Consumers Union urged conference committee members to support the strongest combined versions of the two bills so that it includes key reforms including:
• A fully independent watchdog: The new Consumer Financial Protection Bureau or Agency is critical for a fair financial system because its sole job is to look out for consumers when it comes to emerging schemes and rotten deals. To be truly aggressive and effective, this bureau needs a guaranteed, independent source of funding so it can do its job right. It should not have funding that is subject to industry pressure. And it should have real, independent authority so it cannot be overruled or vetoed by bank regulators.
• No special loopholes: Auto dealers are among those trying to be exempted from the bill so the loans they make aren’t subject to the same rules as other lenders. Some dealers steer customers into high interest-rate loans when consumers actually qualify for lower interest rates, costing Americans an estimated $20 billion annually in overcharges. No industry, lender or financial entity should be exempted from the consumer protections in the legislation. Consumers Union recently placed a full-page newspaper ad in opposition to the auto dealer exemption. The ad is online here: http://www.consumersunion.org/pdf/AutoLending-Ad.pdf
• End speculative bank investing: It is vital to have a strong “Volcker rule” if we’re to stop the risky gambling with our investments. This measure prevents banks from making certain kinds of investments if they’re not on behalf of customers; stops them from investing in hedge funds or private equity funds. Banks should be banks, not casinos. American consumers are the lifeblood of banks, and deserve to know that their deposits and investments will be protected from undue or hidden risk to ensure that taxpayers are never again on the hook for their bailout.
• Protect investors: All investment advisors should have a fiduciary duty to their clients first and foremost. Existing Sarbanes Oxley reporting requirements should be preserved so investment advisors are keeping honest books.
• Regulate and shine light on derivative trading: The reckless investments on Wall Street that ruined our economy were made possible by the hidden and largely unregulated trading of derivatives. It is time to strongly regulate these trades and bring them out into the public eye so we can head off the types of dangerous trading that could collapse our economy again.

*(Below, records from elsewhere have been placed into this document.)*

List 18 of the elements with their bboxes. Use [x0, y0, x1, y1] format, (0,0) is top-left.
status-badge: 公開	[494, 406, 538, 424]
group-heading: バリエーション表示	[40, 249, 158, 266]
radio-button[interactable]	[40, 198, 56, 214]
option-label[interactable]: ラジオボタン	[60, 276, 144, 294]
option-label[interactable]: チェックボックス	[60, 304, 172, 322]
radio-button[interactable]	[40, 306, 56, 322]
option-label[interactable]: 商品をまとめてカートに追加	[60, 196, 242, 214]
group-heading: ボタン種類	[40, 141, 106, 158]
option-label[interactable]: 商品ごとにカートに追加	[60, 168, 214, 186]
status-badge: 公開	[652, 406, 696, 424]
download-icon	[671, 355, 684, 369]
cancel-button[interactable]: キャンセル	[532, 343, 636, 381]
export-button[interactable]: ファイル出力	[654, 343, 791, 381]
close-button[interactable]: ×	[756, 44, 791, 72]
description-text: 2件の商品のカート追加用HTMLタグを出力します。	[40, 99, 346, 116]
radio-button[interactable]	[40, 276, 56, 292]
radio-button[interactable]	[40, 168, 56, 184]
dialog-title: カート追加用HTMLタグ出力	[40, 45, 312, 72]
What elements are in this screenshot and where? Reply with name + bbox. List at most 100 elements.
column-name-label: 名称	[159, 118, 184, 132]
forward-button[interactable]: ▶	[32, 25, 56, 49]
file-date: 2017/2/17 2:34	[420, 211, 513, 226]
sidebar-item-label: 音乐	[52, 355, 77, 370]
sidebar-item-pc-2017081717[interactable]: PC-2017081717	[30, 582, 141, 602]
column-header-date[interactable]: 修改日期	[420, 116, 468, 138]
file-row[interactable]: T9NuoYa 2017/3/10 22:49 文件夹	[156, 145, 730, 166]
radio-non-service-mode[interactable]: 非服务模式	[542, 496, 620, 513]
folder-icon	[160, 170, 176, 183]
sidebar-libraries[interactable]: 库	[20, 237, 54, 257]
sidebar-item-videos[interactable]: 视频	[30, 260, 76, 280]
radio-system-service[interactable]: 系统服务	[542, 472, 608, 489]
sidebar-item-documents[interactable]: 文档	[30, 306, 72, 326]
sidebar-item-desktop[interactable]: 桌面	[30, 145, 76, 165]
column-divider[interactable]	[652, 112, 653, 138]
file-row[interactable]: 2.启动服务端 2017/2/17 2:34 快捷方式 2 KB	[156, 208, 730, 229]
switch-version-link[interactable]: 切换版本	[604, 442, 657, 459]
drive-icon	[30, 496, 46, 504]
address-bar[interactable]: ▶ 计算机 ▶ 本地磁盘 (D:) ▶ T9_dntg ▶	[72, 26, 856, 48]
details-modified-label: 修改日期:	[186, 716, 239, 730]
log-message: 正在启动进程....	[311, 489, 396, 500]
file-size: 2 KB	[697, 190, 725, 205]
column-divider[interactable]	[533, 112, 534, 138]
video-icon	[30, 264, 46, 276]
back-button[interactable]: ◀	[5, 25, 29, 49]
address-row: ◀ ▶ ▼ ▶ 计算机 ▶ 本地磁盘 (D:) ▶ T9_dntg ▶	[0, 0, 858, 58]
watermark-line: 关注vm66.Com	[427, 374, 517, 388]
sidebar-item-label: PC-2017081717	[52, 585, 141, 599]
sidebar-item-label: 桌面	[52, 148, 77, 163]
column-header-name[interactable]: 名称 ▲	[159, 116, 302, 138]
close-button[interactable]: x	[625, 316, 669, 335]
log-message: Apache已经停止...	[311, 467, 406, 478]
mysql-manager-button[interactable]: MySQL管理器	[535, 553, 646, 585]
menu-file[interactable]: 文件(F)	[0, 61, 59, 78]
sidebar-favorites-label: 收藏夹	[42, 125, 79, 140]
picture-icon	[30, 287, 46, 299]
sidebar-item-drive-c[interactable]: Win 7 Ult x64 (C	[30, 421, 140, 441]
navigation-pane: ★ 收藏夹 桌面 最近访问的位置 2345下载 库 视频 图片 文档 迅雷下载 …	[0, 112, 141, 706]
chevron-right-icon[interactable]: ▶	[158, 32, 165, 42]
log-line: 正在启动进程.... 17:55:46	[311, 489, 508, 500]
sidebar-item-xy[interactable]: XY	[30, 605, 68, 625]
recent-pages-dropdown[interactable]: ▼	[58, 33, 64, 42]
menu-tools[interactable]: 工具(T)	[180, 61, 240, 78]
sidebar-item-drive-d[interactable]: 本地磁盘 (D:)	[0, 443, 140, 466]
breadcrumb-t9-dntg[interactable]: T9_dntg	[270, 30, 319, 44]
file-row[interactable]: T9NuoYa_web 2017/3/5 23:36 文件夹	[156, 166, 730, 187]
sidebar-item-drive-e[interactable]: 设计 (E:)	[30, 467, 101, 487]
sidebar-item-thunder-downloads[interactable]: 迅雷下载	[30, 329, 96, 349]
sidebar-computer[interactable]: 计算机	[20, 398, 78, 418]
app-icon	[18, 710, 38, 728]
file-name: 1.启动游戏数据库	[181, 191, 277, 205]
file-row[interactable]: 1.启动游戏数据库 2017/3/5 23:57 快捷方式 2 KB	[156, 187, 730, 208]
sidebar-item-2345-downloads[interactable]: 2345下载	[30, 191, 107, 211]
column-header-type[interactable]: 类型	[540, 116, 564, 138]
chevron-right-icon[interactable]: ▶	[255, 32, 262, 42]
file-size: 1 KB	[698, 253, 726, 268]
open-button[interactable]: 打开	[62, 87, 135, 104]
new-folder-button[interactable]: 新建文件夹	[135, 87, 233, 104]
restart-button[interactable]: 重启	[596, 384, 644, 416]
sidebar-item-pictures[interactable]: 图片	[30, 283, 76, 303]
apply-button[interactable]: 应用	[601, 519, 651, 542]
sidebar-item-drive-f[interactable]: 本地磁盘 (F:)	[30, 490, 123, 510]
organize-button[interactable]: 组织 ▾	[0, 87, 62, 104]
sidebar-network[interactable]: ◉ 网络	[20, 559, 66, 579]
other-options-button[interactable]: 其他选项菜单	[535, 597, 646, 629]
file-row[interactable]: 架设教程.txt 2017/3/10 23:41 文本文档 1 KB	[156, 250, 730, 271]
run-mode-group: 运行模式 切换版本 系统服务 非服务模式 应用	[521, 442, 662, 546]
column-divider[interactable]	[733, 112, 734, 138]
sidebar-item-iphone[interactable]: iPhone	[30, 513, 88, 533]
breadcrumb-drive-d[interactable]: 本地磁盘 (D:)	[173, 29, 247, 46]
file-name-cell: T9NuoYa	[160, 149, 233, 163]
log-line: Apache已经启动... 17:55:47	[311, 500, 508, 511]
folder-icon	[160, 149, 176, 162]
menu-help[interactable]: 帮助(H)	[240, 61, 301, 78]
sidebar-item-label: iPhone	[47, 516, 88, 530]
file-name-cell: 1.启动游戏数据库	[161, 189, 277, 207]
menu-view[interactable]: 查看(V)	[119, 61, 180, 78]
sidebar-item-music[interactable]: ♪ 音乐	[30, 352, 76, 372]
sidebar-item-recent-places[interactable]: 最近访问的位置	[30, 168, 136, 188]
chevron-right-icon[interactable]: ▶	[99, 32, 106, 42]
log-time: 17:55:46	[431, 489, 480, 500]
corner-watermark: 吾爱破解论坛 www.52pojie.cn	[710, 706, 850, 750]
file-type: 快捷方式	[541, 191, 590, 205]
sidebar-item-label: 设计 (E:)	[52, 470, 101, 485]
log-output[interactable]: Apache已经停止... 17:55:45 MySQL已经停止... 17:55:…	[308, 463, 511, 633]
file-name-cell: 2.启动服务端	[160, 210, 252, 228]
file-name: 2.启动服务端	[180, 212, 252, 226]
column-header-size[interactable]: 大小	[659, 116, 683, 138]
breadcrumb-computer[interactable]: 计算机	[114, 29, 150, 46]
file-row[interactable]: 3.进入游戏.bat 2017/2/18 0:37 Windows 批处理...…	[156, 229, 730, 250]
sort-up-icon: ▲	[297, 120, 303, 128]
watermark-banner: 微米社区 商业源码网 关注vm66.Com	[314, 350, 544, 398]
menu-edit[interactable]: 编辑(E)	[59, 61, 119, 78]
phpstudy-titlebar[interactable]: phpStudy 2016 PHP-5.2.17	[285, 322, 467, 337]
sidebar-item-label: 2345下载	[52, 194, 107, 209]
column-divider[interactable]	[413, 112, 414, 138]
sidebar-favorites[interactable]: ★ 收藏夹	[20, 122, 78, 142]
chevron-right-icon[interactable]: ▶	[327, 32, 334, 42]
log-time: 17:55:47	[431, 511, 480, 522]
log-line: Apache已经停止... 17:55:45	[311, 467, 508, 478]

• Let states protect their consumers: Consumers want more “cops on the beat” to address new abuses before they spread and garner national attention, and consumer protection legislation must apply equally to federally chartered banks and thrifts and to other types of financial services providers. State Attorneys General must be given the power to engage in law enforcement of both state and federal consumer protections laws and rules.